Die Gemeinderäte werden durch Kommunalwahlen für einen Zeitraum von sechs Jahren gewählt. Die letzten Kommunalwahlen fanden am 09. Oktober 2011 statt.

Soziokulturelle Struktur

Luxemburgs soziale Struktur ist ausgewogen, es hat einen breit gefächerten Mittelstand, eine traditionsbewusste Industriearbeiterschaft und eine ländliche Bevölkerung mit bäuerlichem Charakter.

Der Lebensstandard ist hoch, das Lohnniveau zählt zu den höchsten Europas, Löhne und Renten sind an den Lebenshaltungskostenindex gekoppelt und werden in regelmäßigen Abständen angepasst. Lohnauseinandersetzungen sind selten. Seit dem Zweiten Weltkrieg gab es in Luxemburg kaum Streiks.

Die Gewerkschaften sind mitgliedsstark und haben großen Einfluss. In der so genannten "Tripartite" wirken sie mit Regierung und Arbeitgebern an der Gestaltung der Wirtschafts- und Beschäftigungspolitik mit. Die Arbeitslosenquote betrug im Dezember 2012 6,4 Prozent.

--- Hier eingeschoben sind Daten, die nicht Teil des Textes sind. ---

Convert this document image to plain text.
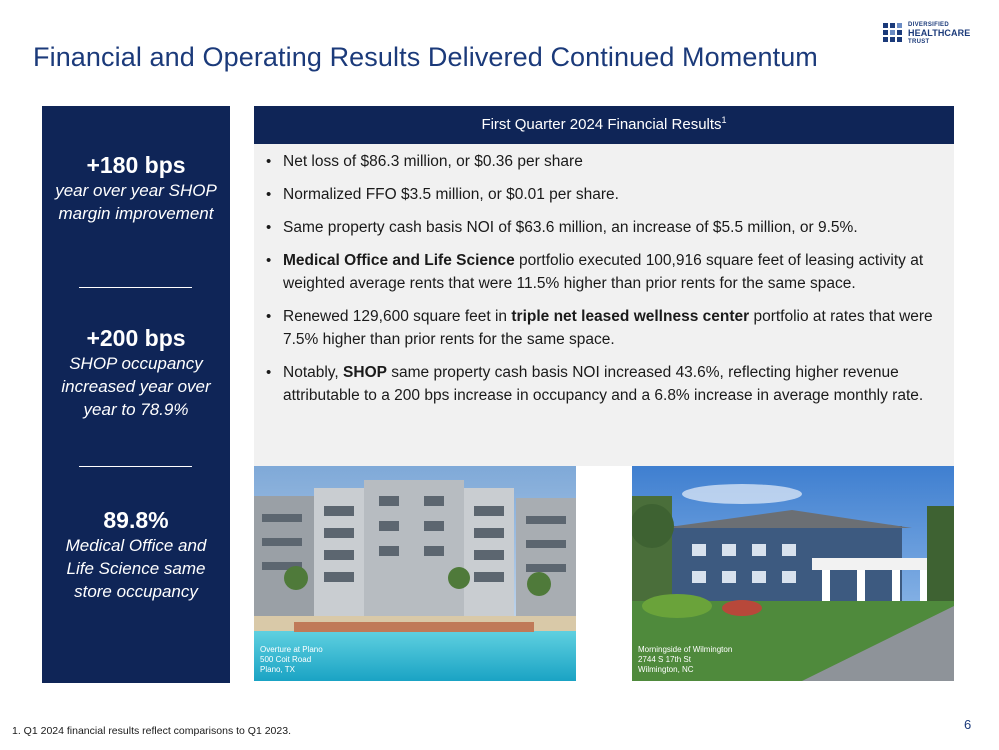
Financial and Operating Results Delivered Continued Momentum
DIVERSIFIED
HEALTHCARE
TRUST
+180 bps
year over year SHOP margin improvement
+200 bps
SHOP occupancy increased year over year to 78.9%
89.8%
Medical Office and Life Science same store occupancy
First Quarter 2024 Financial Results$^1$
• Net loss of $86.3 million, or $0.36 per share
• Normalized FFO $3.5 million, or $0.01 per share.
• Same property cash basis NOI of $63.6 million, an increase of $5.5 million, or 9.5%.
• Medical Office and Life Science portfolio executed 100,916 square feet of leasing activity at weighted average rents that were 11.5% higher than prior rents for the same space.
• Renewed 129,600 square feet in triple net leased wellness center portfolio at rates that were 7.5% higher than prior rents for the same space.
• Notably, SHOP same property cash basis NOI increased 43.6%, reflecting higher revenue attributable to a 200 bps increase in occupancy and a 6.8% increase in average monthly rate.
Overture at Plano
500 Coit Road
Plano, TX
Morningside of Wilmington
2744 S 17th St
Wilmington, NC
1. Q1 2024 financial results reflect comparisons to Q1 2023.	6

Luxemburg hat mit rund 43,8 Prozent den höchsten Ausländeranteil in der Europäischen Union; die ausländische Wohnbevölkerung ist relativ homogen, die kulturellen und religiösen Unterschiede gering, sodass Spannungen weitgehend ausbleiben.



Hinweis

Dieser Text stellt eine Basisinformation dar. Er wird regelmäßig aktualisiert. Eine Gewähr für die Richtigkeit und Vollständigkeit der Angaben kann nicht übernommen werden.